After rising to a record high last year in Canada, spending on home renovations fell off a cliff in the early days of the COVID-19 pandemic.
But the months of lockdowns and the seemingly endless purgatory of working from home have Canadians once again opening up their wallets to make their temporary workplaces as tolerable as possible.
In a recent report, Toronto-based real estate consultancy Altus Group calculated that Canadians spent more than $80 billion on home improvements last year, a tally that outpaced growth in the overall economy.
And the year’s home reno boom was especially impressive, considering that the sector shrank by more than five per cent the year before.
“If we go back to last spring, interest rates were tumbling, so we were riding quite high,” CEO Peter Norman said in an interview with CBC News.
The $80.1 billion that Canadians spent on fixing up existing homes last year was more than they spent on new ones — and it was a big reason why businesses that tailor to that market were feeling hopeful that 2020 was going to be another strong year.

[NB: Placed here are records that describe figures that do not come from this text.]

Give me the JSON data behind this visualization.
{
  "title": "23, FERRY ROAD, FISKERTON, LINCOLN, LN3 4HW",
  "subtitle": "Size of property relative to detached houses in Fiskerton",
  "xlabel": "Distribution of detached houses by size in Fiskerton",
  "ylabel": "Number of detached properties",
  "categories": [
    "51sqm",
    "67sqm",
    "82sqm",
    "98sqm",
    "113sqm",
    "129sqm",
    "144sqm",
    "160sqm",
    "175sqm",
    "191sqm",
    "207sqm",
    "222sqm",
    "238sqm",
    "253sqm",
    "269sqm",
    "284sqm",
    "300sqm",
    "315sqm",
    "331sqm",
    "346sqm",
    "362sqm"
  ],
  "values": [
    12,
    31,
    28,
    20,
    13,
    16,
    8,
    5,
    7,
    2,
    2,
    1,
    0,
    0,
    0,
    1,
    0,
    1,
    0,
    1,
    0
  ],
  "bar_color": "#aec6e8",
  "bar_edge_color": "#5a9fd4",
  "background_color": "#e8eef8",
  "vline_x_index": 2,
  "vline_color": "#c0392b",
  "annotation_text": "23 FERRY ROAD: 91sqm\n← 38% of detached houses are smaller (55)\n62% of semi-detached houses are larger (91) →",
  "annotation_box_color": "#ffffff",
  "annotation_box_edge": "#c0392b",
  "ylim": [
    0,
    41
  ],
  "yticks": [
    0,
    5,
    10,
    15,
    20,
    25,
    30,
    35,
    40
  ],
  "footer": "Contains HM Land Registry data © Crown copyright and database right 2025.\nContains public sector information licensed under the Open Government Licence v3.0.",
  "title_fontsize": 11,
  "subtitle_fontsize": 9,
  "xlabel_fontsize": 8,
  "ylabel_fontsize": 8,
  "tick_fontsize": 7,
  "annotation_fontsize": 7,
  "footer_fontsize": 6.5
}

Then COVID-19 struck — and just as the pandemic had a negative impact on almost everything else in the economy, it brought that spending to a grinding halt. What was shaping up to be a strong year for renovations cooled off completely in March and April.
Altus Group is now forecasting that after a record 2019, spending on home renovations will fall in every province this year.
Norman said there’s a delay of a few months in the data, so only now is there some sense of what sort of activity was taking place in May and June. But it seems that all those months cooped up at home compelled Canadians to move ahead with home reno projects they either weren’t planning before or put on pause in March and April.
That’s no surprise to Melanna Giannakis. As a branch manager with Meridian Credit Union, she said the activity at her branch in Fonthill, Ont., a community in the Niagara region of southern Ontario, mirrors the trends that Altus is seeing across the country: booming demand, followed by a complete deep freeze and now a resurgence.
Line of credit debt grows to pay for renos
Much of that activity is being paid for by homeowners borrowing against the equity in their property to tailor their house to the new reality of their lives.
“At the beginning of the pandemic, the annual growth rate of home equity lines of credit doubled and nearly tripled for personal use,” Giannakis said in an interview.
Some of that money was likely used to pay the bills as incomes fell and job losses added up in the early days of March and April.
But a lot of it has been going to pay for home renovations.
“One of the main things I’m finding is people are less concerned about where they are living and more concerned with how they are living,” Giannakis said.
The massive rise in the number of people working from home has changed the game for real estate, as millions of Canadians are now less tethered to downtown offices. That’s leading to a real estate boom in remote, less dense environments.
Those staying put in urban centres want to spend money to make their homes better suited for them in the new reality, Giannakis said.
“People want more room and more space — home offices with nice backdrops for video conferencing, for example, home gyms, finished basements, backyards pools…. They want their own little hideaway they can hunker down in.”
It’s not just a Canadian trend, either. Bank of Montreal economist Sal Guatieri noted in a recent report that after plummetting in March and April, U.S. consumers are spending more than ever on their homes again. In June, spending on household furnishings, equipment and maintenance eclipsed $650 billion US in June and is now back above its pre-pandemic level.
“Telework has already spurred spending on home comfort,” he said, especially for one type of renovation: home offices. “Demand for in-home office renovations looks to have risen sharply.”
That’s not to suggest that homeowners are spending willy-nilly. Norman cited Altus data showing that the number of homeowners planning renos costing at least $5,000 has declined compared with last year, but it’s still rising from its March low.
While indications are that the reno market is recovering strongly, the decline was so steep that even with the current boom, it’s unlikely that spending in 2020 will come out ahead of last year’s strong pace.
“We do expect things to be a little bit subdued this year relative to the last year,” Norman said.
“We just won’t see that same rate of growth.”